Feb. 6 (UPI) -- Former Ambassador Marie Yovanovitch said that it's "the American way" to expose wrongdoing by speaking up about it like she and other civil servants did in testimony to Congress last year.
The former U.S. Ambassador to Ukraine said it was important to speak out during the House impeachment inquiry into President Donald Trump's dealings with Kiev last year, which resulted in acquittal in the Senate Wednesday, despite the administration's efforts to silence witnesses.
"We did this because it is the American way to speak up about wrongdoing," she told the Washington Post in an editorial. "I have seen dictatorships around the world, where blind obedience is the norm and truth-tellers are threatened with punishment or death. We must not allow the United States to become a country where standing up to our government is a dangerous act."

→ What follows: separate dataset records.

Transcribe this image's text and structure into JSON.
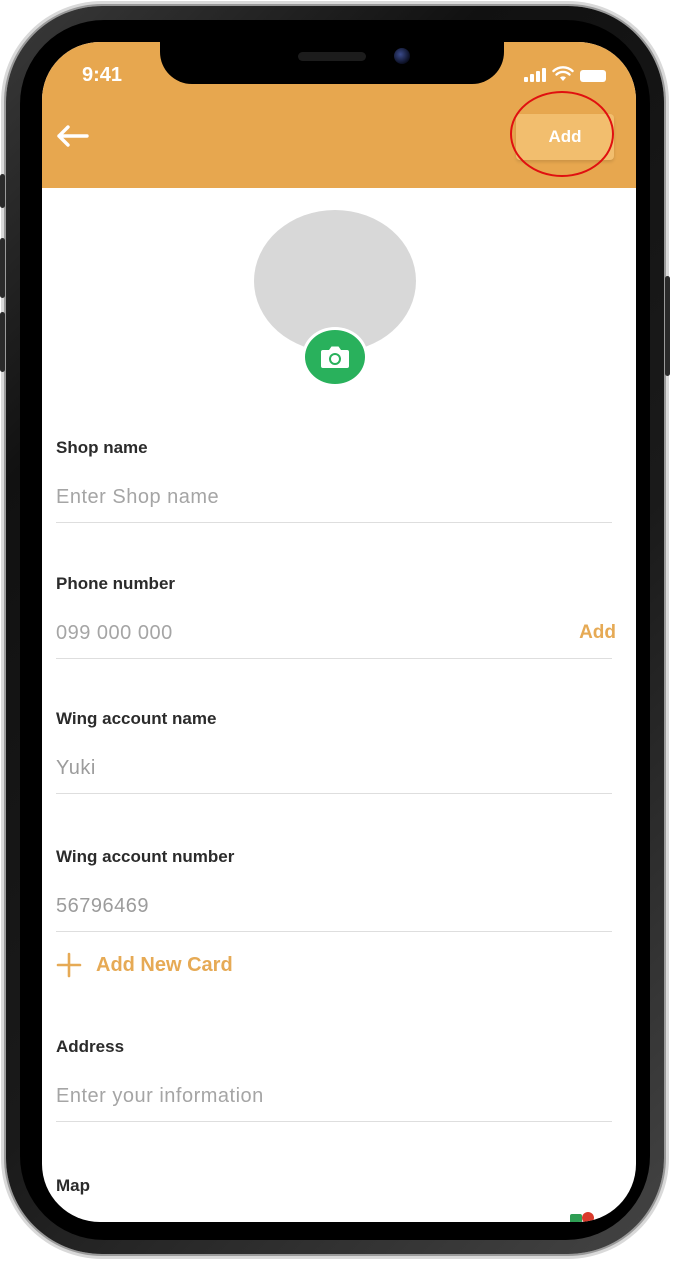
{
  "status_bar": {
    "time": "9:41"
  },
  "header": {
    "add_label": "Add",
    "background": "#e7a74f",
    "back_icon": "arrow-left-icon"
  },
  "profile": {
    "camera_icon": "camera-icon",
    "camera_color": "#29b15c"
  },
  "form": {
    "shop_name": {
      "label": "Shop name",
      "placeholder": "Enter Shop name"
    },
    "phone_number": {
      "label": "Phone number",
      "placeholder": "099 000 000",
      "add_label": "Add"
    },
    "wing_account_name": {
      "label": "Wing account name",
      "value": "Yuki"
    },
    "wing_account_number": {
      "label": "Wing account number",
      "value": "56796469"
    },
    "add_card": {
      "label": "Add New Card",
      "icon": "plus-icon"
    },
    "address": {
      "label": "Address",
      "placeholder": "Enter your information"
    },
    "map": {
      "label": "Map"
    }
  },
  "colors": {
    "accent": "#e6aa55",
    "annotation": "#e01010"
  }
}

The House probe sought to determine if Trump withheld military aid approved by Congress to Kiev as leverage to persuade Ukrainian President Volodymyr Zelensky to investigate Democratic Presidential candidate Joe Biden and his son, Hunter Biden, for his personal gain. Trump also was accused of using the aid as leverage to get Zelensky to investigate a conspiracy theory debunked by U.S. intelligence that Ukraine was involved in the hacking of the Democratic National Committee server in 2016.
Yovanovitch testified in October in a closed-door deposition during the House impeachment inquiry and again in November publicly during the impeachment hearing that produced articles of impeachment for abuse of power, and obstruction of Congress. She testified that she made enemies in Ukraine by fighting corruption there, but didn't expect U.S. citizens to partner with them.

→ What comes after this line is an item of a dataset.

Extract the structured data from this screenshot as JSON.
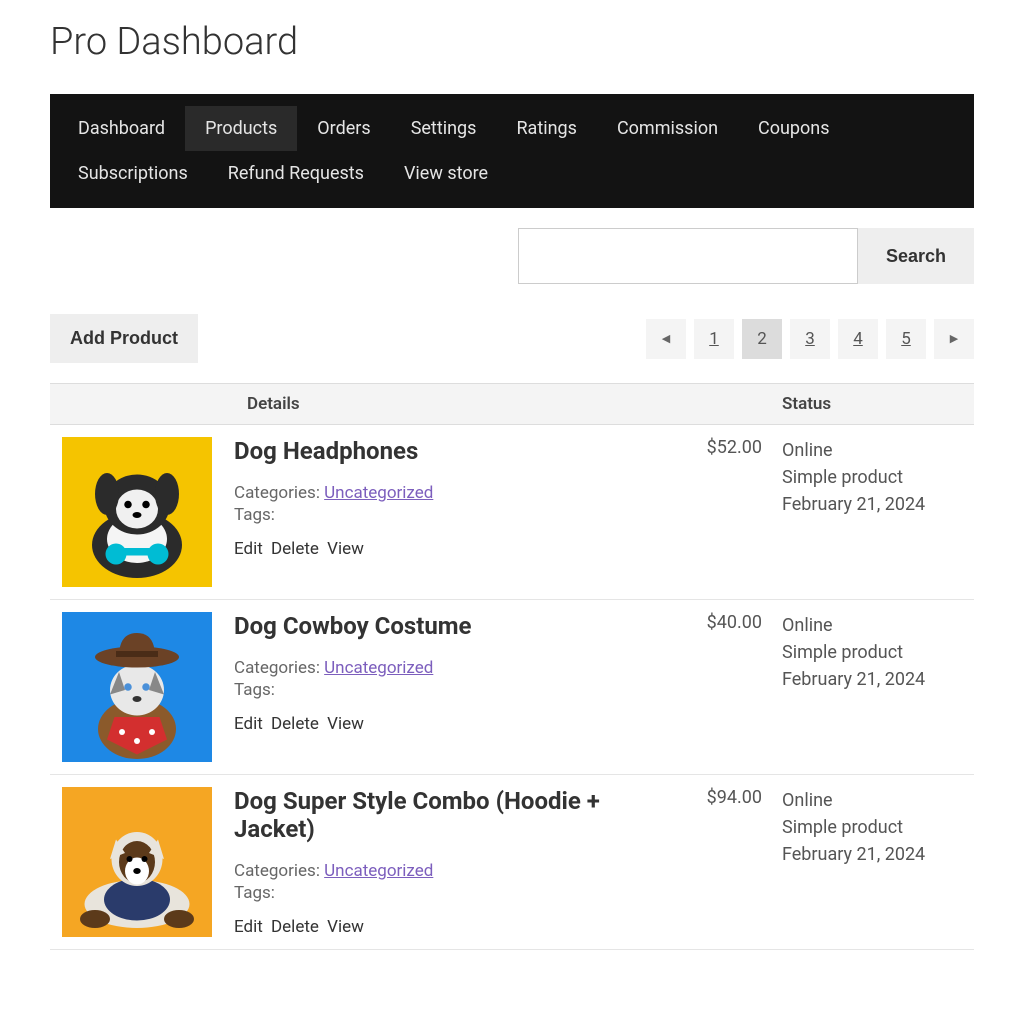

Trump's lawyer Rudy Guiliani confirmed telling Trump that Yovanovitch was blocking requests to investigate Biden. Secretary of State Mike Pompeo said last month he would investigate allegations that private U.S. citizens intent on Yovanovich's removal were surveilling her and possibly threatening harm.
Like other civil servants who testified in the hearings, Yovanovitch talked about how she loved the United States as an immigrant whose family came to the country to have "a better life."
She retired from her 33-year career in the State Department last month after Trump pressured the State Department to dismiss her from the Ukraine post in May despite six former ambassadors raising concern about a smear campaign against her and praising her work.
"It has been shocking to experience the storm of criticism, lies and malicious conspiracies that have preceded and followed my public testimony, but I have no regrets," she said. "I did -- we did -- what our conscience called us to do. We did what the gift of U.S. citizenship requires us to do."
Yovanovitch added that the last year shows us that we need to continue to fight for democracy.
The administration has "undermined our democratic institutions, making the public question the truth and leaving public servants without the support and example of ethical behavior that they need to do their jobs and advance U.S. interests," she said.
Still, she has hope for the future.
"Like my parents before me, I remain optimistic about our future," she said. "The events of the past year, while deeply disturbing, show that even though our institutions and fellow citizens are being challenged in ways that few of us ever expected, we will endure, we will persist and we will prevail."